As God loves the world by upholding it, God’s people are also called to love the world as they encounter and engage it in their work. However, post-fall, loving the world also requires seeing it clearly, which means that perceiving and attending to the impact of the fall on creation is also necessary. God’s common grace does maintain the good, the true, and the beautiful, but it does so in a fallen world. That means that in the everyday, ordinary work of God’s people to create life and tend creation, the impact of the fall will be seen, known, and experienced. Thus, the call is not to ignore these things. Rather, knowing the depths of sin, pain, and brokenness, God’s people are called to engage in love in the world.
This can and should include prayer, lament, and protest against evil, injustice, and oppression. These actions are fitting to the era in-between the fall and the consummation of the kingdom. To affirm common grace is to simultaneously claim that the world is not as it should be. Therefore, while capacious and generous towards others, the work and vocation of God’s people are also marked with a profound understanding of the fall and its pervasive effects.
Saving grace and a theology of work
Common grace is an aspect of God’s providential care for creation as he governs it towards its final end. Insofar as it is the means by which he upholds the created order, it is also a doctrine that forms and informs a theology of work. It yields a capacious theology of work in which common ground can be found for the common good in the ordinariness of creaturely life.
However, a theology of work, just as an account of God’s grace, is incomplete without a full account of how work is also formed and informed by God’s special (or saving) grace in Christ by which he redeems and restores. Exploring the full relationship between the two is for another time and article. It is enough to note here that the work of Christ goes “as far as the curse is found.”

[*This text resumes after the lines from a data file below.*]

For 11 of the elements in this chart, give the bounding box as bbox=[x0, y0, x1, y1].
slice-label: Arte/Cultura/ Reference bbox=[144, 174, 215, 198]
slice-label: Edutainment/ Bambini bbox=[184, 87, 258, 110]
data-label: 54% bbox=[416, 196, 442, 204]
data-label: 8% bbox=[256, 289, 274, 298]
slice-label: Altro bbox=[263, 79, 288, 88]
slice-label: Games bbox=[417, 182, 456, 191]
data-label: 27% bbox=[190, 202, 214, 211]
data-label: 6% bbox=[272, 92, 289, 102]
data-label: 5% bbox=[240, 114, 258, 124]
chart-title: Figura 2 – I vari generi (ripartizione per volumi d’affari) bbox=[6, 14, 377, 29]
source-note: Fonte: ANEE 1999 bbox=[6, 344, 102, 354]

As Bavinck and Kuyper consistently affirm in their work, common grace is the channel within which special grace flows. And insofar as Christ’s work is redemptive and restorative, that good news of the gospel extends far beyond the remission of guilt. As Bavinck writes in “The Catholicity of Christianity and the Church,”
Sin has corrupted much; in fact, everything. The guilt of human sin is immeasurable; the pollution that always accompanies it penetrates every structure of humanity and the world. Nonetheless sin does not dominate and corrupt without God’s abundant grace in Christ triumphing even more (Rom. 5:15–20). The blood of Christ cleanses us from all sin, it is able to restore everything. We need not, indeed we must not, despair of anyone or anything. The Gospel is a joyful tiding, not only for the individual person but also for humanity, for the family, for society, for the state, for art and science, for the entire cosmos, for the whole groaning creation.
God is at work restoring and redeeming all things. Redemption, like creation and God’s upholding of creation, is a gift that comes from the sovereign God alone.
Furthermore, while the fullness of God’s redemption of creation is assured, his people await the final and full restoration of his kingdom in the eschaton. Thus, as God’s people are trained to be attentive to God’s work in the world, they are also formed to be a people of hope who are learning what it looks like to wait in expectation of the day when the old order of things will truly pass away (Rev 21–22).
God’s gracious upholding of creation and his work of redemption through Christ does not create a triumphalist theology of work wherein Christians are to dominate and “win the culture for Christ” through any means necessary. Rather, it is a call much more akin to the command God gives the exiles in Jeremiah in Babylon: Pray for the city, create life, and cultivate creation. This is a call for loving transformation, not triumphalist domination.